Note that once PEP 703 is implemented, the spead2 bindings may need significant rework to support no-GIL mode.
Semaphores
spead2 uses semaphores extensively for producer/consumer relationships between threads. Dropping the GIL before calling a blocking function will partially help, but has two potential issues:
If the blocking function waits on a semaphore and then takes action that uses the Python API, it will need to re-acquire the GIL before taking that action.
If the user presses Ctrl-C, it will not interrupt the program: it will interrupt the low-level semaphore wait (with
EINTR
), but the default semaphore implementation in spead2 will simply retry that wait. Graceful handling of Ctrl-C requires usingPyErr_CheckSignals()
to give Python a chance to handle the interrupt.
To address both concerns, several functions (particularly in
ringbuffer
) take a variadic number of extra arguments, which are
passed on to semaphore_get()
. The Python bindings provide an
overload of semaphore_get()
, selected by passing an instance of the
empty class gil_release_tag
, that handles both releasing the GIL
and checking PyErr_CheckSignals()
each time the semaphore wait is
interrupted.
Asynchronous callbacks
The C++ interface for sending heaps asynchronously takes a callback which is
executed when the heap has been transmitted. While the high-level Python
interface exposed to users wraps this into an asyncio.Future
, the
low-level interface exposed from C++ to Python still takes a callback.
However, the callback is Python code and can only be called with the GIL held.

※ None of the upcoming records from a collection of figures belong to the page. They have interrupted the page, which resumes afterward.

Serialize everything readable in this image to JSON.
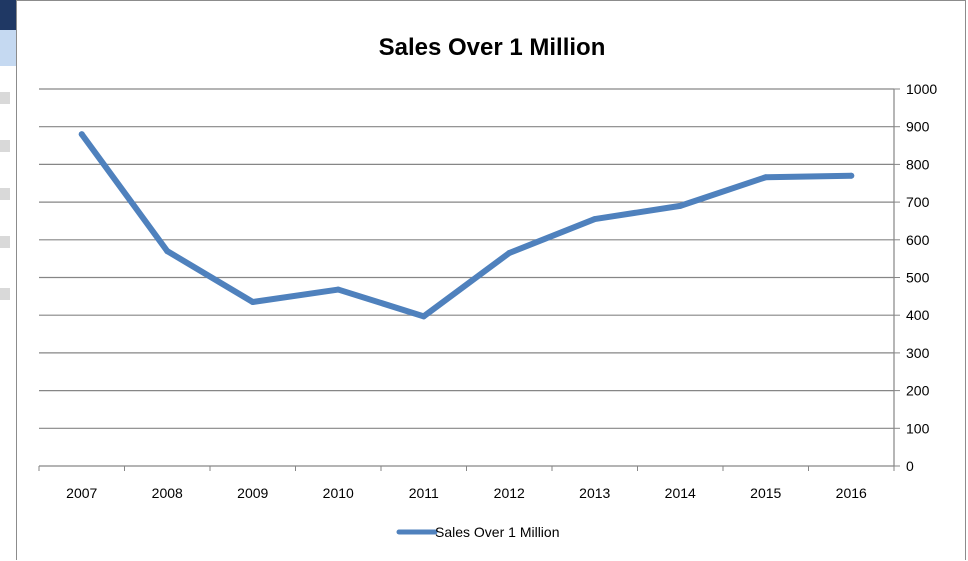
{
  "chart_data": {
    "type": "line",
    "title": "Sales Over 1 Million",
    "xlabel": "",
    "ylabel": "",
    "categories": [
      "2007",
      "2008",
      "2009",
      "2010",
      "2011",
      "2012",
      "2013",
      "2014",
      "2015",
      "2016"
    ],
    "series": [
      {
        "name": "Sales Over 1 Million",
        "color": "#4f81bd",
        "values": [
          880,
          570,
          435,
          468,
          397,
          565,
          655,
          690,
          766,
          770
        ]
      }
    ],
    "ylim": [
      0,
      1000
    ],
    "y_ticks": [
      "0",
      "100",
      "200",
      "300",
      "400",
      "500",
      "600",
      "700",
      "800",
      "900",
      "1000"
    ],
    "y_axis_side": "right",
    "grid": true,
    "legend_position": "bottom"
  }
}
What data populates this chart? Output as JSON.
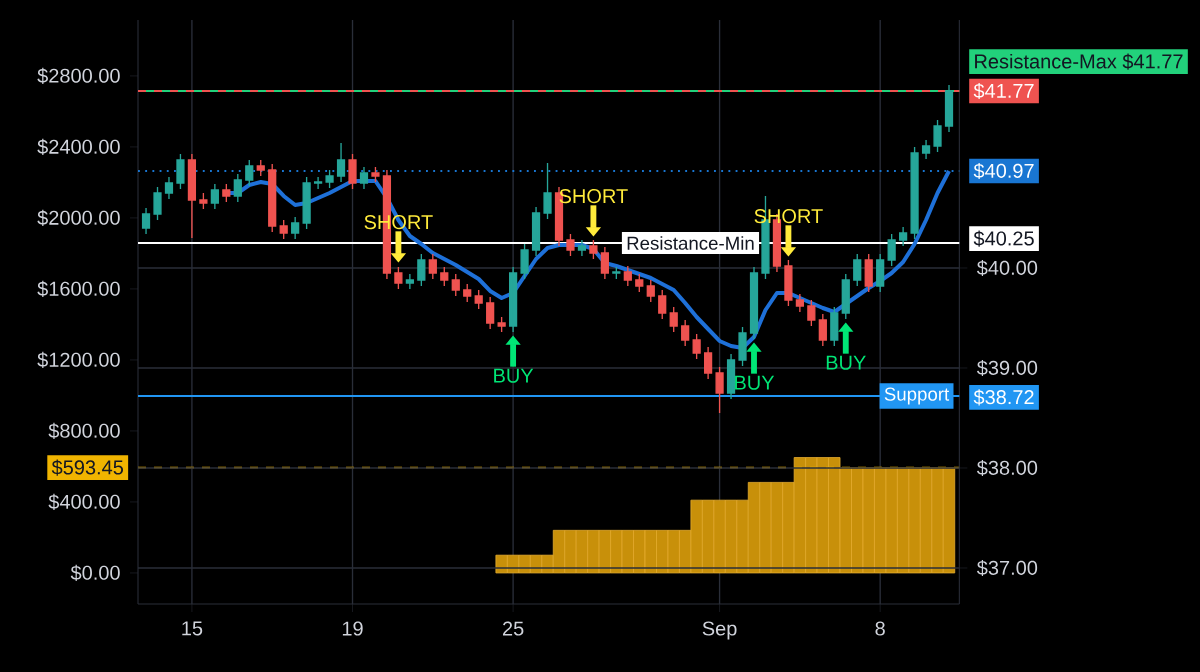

Furthermore, since asyncio
is not thread-safe, it should be run in the
thread that’s running the asyncio event loop, rather than the C++ thread
that’s doing the networking.
To solve these problems, the C++-level callback doesn’t directly invoke the
Python callback. Instead, it puts it in a vector of deferred callbacks. To
wake up the event loop without locking the GIL, it writes data to a file
descriptor (eventfd in Linux, but it’s abstracted by
semaphore_fd
), which the asyncio event loop watches. The
event loop thread then requests the stream to execute all its deferred
callbacks.
As an optimisation, the file descriptor is only touched if the callback list was empty. Thus, a rapid burst of complete heaps only requires one wakeup. This requires some careful use of a mutex to correctly handle the case where new callbacks are added while the callback list is being processed.
Interpreter shutdown
If spead2 objects are still present when the Python interpreter is shut down,
their destructors may try to interact with the Python API after it is too late
to safely do so. For example, the logging system may try to interact with the
GIL after the GIL has already been destroyed. Thus, some objects need to be
shut down earlier in the interpreter shutdown process, and this is achieved
using the atexit
module. An exit_stopper
class simplifies
the process.